The society loses its sense of shared national identity and cohesion:
And there being no necessity, I said, for you to govern in this State, even if you have the capacity, or to be governed, unless you like, or go to war when the rest go to war, or to be at peace when others are at peace, unless you are so disposed [ibid].
It then rejects meritocracy, and embraces equality of outcomes:
These and other kindred characteristics are proper to democracy, which is a charming form of government, full of variety and disorder, and dispensing a sort of equality to equals and unequals alike [ibid].
Conclusion
Plato’s dēmokratía — a society whose members have ceased to distinguish between clean and unclean desires — sounds like a fun place to visit, and some might think of Plato as a stiff-necked old fogey for not approving. Indeed, there is nothing materially bad about the place— in the way that, say, a fire, or a famine, or a plague of frogs is materially bad.
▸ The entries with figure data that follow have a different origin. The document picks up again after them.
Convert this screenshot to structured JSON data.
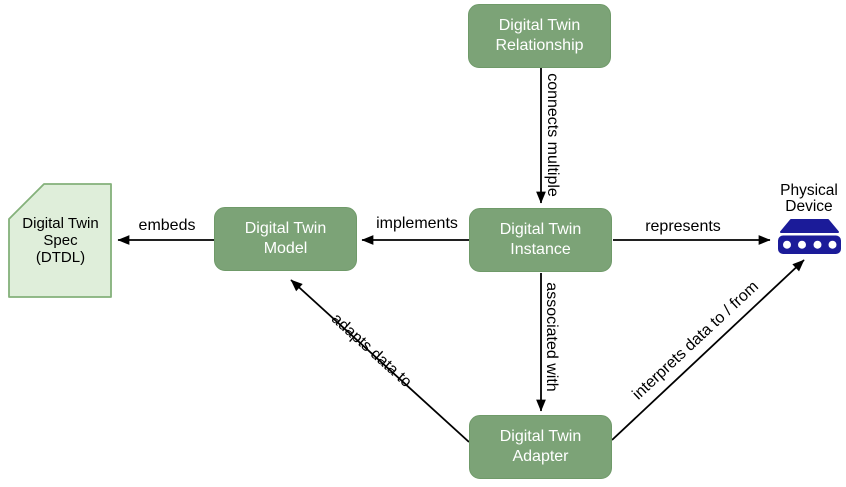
{
  "diagram": {
    "nodes": {
      "relationship": {
        "lines": [
          "Digital Twin",
          "Relationship"
        ]
      },
      "instance": {
        "lines": [
          "Digital Twin",
          "Instance"
        ]
      },
      "model": {
        "lines": [
          "Digital Twin",
          "Model"
        ]
      },
      "adapter": {
        "lines": [
          "Digital Twin",
          "Adapter"
        ]
      },
      "spec": {
        "lines": [
          "Digital Twin",
          "Spec",
          "(DTDL)"
        ]
      },
      "device": {
        "lines": [
          "Physical",
          "Device"
        ]
      }
    },
    "edges": {
      "connects_multiple": {
        "label": "connects multiple",
        "from": "relationship",
        "to": "instance"
      },
      "implements": {
        "label": "implements",
        "from": "instance",
        "to": "model"
      },
      "embeds": {
        "label": "embeds",
        "from": "model",
        "to": "spec"
      },
      "represents": {
        "label": "represents",
        "from": "instance",
        "to": "device"
      },
      "associated_with": {
        "label": "associated with",
        "from": "instance",
        "to": "adapter"
      },
      "adapts_data_to": {
        "label": "adapts data to",
        "from": "adapter",
        "to": "model"
      },
      "interprets_data": {
        "label": "interprets data to / from",
        "from": "adapter",
        "to": "device"
      }
    },
    "colors": {
      "node_fill": "#7CA377",
      "node_border": "#6F9A69",
      "node_text": "#FFFFFF",
      "spec_fill": "#DFEEDA",
      "spec_border": "#84B17A",
      "device_fill": "#1B1B99",
      "line": "#000000",
      "label_text": "#000000",
      "background": "#FFFFFF"
    }
  }
}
On the contrary, it sounds like a freewheeling party town where it’s “all good” (like the American cities of Portland or Seatle), and which is still relatively safe and prosperous (like Portland and Seattle used to be, until recently).
However, in Plato’s view, such a society is safe and prosperous only because it retains a vestige of the virtues of its forebears: the fruits of the labor of previous generations. Plato writes that a society that embraces such moral relativism is running on fumes and is ripe for descent into a tyranny. In the last section of Book VIII, Plato goes on to describe how the descent into tyranny unfolds. To those living in the West today, his description will sound eerily familiar — as will be the subject of my next post.
Indeed, in his 1987 book A Conflict of Visions, Thomas Sowell names Plato’s work as a classic example of the “unconstrained vision” — which Sowell equates with progressivism.
The “Ring of Doom” refers to a magical artifact in J.R.R. Tolkien’s novel The Lord of the Rings. The ring confers magical powers upon its wearer, including invisibility — but it also houses the life force of the “Dark Lord”, and must be destroyed in order to save the world from his evil reign. In the opening montage of Peter Jackson’s The Lord of The Rings movie, the elf queen Galadriel describes the ring as being “two and a half thousand years” old — which is roughly time span between Plato and us. Tolkien’s Ring of Doom is probably inspired by the mythical Ring of Gyges — a magical ring, originally belonging to an ancient, evil king, which turns its wearer invisible — which, coincidentally, is also an invention of Plato [The Republic, Book II].